Sprint: No layoffs expected in Softbank deal, but Nextel name to be dropped
Sprint Nextel (NYSE:S) doesn't expect to conduct layoffs as part of Softbank's $20.1 billion deal to acquire to 70 percent of the company, according to a regulatory filing. Sprint also expects to drop the "Nextel" part of its corporate name if the deal is approved by regulators.
In a Sprint Security and Exchange Commission filing, which is a recap of a presentation made to Sprint employees Nov. 2, Sprint noted that Softbank "has a track record of acquiring and supporting companies during a turnaround without conducting employee reductions. We believe this transaction will position Sprint to grow and create new jobs."
The document notes that business should continue as usual for Sprint employees until as the deal moves toward approval, which Sprint expects in the middle of 2013. "Softbank has a strong track record in taking share of market from larger telecommunications competitors in mature markets," Sprint wrote. "Thus, we expect this transaction will strengthen Sprint, and U.S. consumers will benefit by having a stronger third wireless competitor."
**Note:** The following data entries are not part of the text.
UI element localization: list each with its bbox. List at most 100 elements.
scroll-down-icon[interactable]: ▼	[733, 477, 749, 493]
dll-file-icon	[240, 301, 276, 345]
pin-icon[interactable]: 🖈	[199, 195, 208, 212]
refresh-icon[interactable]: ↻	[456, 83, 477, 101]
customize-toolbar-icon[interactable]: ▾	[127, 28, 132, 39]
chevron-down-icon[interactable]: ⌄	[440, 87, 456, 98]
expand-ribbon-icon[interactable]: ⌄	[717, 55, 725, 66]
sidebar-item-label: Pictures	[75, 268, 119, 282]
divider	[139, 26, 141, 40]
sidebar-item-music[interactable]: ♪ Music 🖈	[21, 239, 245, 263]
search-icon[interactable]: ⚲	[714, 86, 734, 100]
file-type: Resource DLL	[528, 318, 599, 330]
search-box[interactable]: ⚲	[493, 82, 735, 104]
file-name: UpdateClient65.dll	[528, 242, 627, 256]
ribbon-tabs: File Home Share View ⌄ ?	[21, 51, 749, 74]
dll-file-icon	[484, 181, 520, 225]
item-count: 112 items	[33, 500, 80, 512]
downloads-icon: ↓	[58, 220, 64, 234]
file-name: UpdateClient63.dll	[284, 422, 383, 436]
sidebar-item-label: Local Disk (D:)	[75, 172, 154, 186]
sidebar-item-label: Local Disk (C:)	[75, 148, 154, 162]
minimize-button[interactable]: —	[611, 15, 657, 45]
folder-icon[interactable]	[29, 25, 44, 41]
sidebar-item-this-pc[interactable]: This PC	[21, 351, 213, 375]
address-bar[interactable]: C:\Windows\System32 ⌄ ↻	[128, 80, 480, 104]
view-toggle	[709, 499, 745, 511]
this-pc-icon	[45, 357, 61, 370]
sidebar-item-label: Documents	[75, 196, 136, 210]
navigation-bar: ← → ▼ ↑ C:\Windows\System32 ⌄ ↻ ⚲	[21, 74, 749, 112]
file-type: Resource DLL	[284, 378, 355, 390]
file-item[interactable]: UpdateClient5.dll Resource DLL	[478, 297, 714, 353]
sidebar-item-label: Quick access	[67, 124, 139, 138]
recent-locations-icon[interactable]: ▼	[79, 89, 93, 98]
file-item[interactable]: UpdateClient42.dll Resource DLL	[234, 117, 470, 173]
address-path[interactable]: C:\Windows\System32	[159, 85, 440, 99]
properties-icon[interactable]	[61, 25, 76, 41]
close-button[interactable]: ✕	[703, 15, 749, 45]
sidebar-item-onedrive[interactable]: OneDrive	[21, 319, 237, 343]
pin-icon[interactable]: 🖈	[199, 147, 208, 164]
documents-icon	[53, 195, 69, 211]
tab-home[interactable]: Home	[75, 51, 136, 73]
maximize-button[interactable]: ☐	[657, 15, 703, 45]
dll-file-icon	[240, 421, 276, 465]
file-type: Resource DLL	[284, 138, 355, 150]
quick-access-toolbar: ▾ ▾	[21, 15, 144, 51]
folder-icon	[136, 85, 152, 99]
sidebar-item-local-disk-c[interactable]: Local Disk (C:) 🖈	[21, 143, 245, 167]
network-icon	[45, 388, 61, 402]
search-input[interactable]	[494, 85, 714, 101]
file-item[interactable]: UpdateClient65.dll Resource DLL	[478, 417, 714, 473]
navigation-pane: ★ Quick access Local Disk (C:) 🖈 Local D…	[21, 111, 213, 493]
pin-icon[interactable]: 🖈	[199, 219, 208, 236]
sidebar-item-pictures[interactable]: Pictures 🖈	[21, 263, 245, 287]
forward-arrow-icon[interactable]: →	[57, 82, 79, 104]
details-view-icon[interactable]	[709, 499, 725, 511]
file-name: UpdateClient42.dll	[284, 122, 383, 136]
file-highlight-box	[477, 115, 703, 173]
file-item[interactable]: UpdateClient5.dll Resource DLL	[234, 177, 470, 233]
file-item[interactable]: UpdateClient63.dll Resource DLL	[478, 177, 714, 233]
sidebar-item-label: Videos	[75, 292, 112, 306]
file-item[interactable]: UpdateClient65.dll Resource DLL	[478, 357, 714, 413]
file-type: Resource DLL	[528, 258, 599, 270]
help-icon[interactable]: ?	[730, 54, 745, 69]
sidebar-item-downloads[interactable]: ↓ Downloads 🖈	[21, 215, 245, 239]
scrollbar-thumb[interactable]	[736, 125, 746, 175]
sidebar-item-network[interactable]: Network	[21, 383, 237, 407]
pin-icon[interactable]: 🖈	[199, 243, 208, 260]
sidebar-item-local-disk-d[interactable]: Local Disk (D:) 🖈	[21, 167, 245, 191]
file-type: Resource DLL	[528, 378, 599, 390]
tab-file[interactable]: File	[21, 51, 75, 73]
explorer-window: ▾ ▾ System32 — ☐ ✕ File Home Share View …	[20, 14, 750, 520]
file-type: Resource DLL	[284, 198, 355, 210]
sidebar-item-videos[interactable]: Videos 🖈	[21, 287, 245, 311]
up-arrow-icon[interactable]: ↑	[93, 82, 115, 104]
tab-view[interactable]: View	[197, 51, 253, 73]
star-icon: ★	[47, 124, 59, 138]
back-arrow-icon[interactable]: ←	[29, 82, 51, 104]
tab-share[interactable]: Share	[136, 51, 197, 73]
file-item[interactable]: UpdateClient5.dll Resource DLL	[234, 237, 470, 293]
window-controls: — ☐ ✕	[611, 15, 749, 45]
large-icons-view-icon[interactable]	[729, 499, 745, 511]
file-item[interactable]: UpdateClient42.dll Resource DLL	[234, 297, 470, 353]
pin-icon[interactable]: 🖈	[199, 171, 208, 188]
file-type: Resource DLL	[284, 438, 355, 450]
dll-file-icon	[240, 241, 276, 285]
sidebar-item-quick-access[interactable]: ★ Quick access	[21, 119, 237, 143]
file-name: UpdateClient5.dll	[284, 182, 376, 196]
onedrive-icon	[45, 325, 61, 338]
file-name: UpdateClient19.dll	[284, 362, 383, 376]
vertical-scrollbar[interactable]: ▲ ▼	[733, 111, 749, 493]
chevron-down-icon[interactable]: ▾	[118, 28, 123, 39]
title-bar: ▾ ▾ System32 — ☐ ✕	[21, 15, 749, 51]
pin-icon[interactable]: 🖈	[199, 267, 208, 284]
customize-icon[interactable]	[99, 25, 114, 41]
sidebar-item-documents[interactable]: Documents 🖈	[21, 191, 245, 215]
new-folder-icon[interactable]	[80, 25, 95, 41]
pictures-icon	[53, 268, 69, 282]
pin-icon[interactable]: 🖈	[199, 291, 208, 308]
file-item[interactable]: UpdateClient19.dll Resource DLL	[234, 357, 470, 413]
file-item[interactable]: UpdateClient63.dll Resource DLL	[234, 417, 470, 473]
As for Sprint's corporate name, the carrier said that if the deal is consummated "Sprint Corporation is expected to succeed Sprint Nextel Corporation's New York Stock Exchange listing as a publicly traded company" in the United States.
The name change should come as no surprise. Sprint plans to shut down the Nextel iDEN network by the middle of 2013 as part of its Network Vision network modernization upgrade. In the third quarter Sprint shut down 1,300 Nextel platform sites; the carrier has taken 9,600 Nextel sites offline so far in 2012. There are now 3.1 million Nextel subscribers left on Sprint's iDEN network, down from 20 million at its height.
Sprint also noted that, in addition to the FCC and Department of Justice, it and Softbank will "work with the Committee on Foreign Investments in the United States (CFIUS) and its member agencies, including the Department of Defense, to address any national security issues that emerge in the CFIUS process."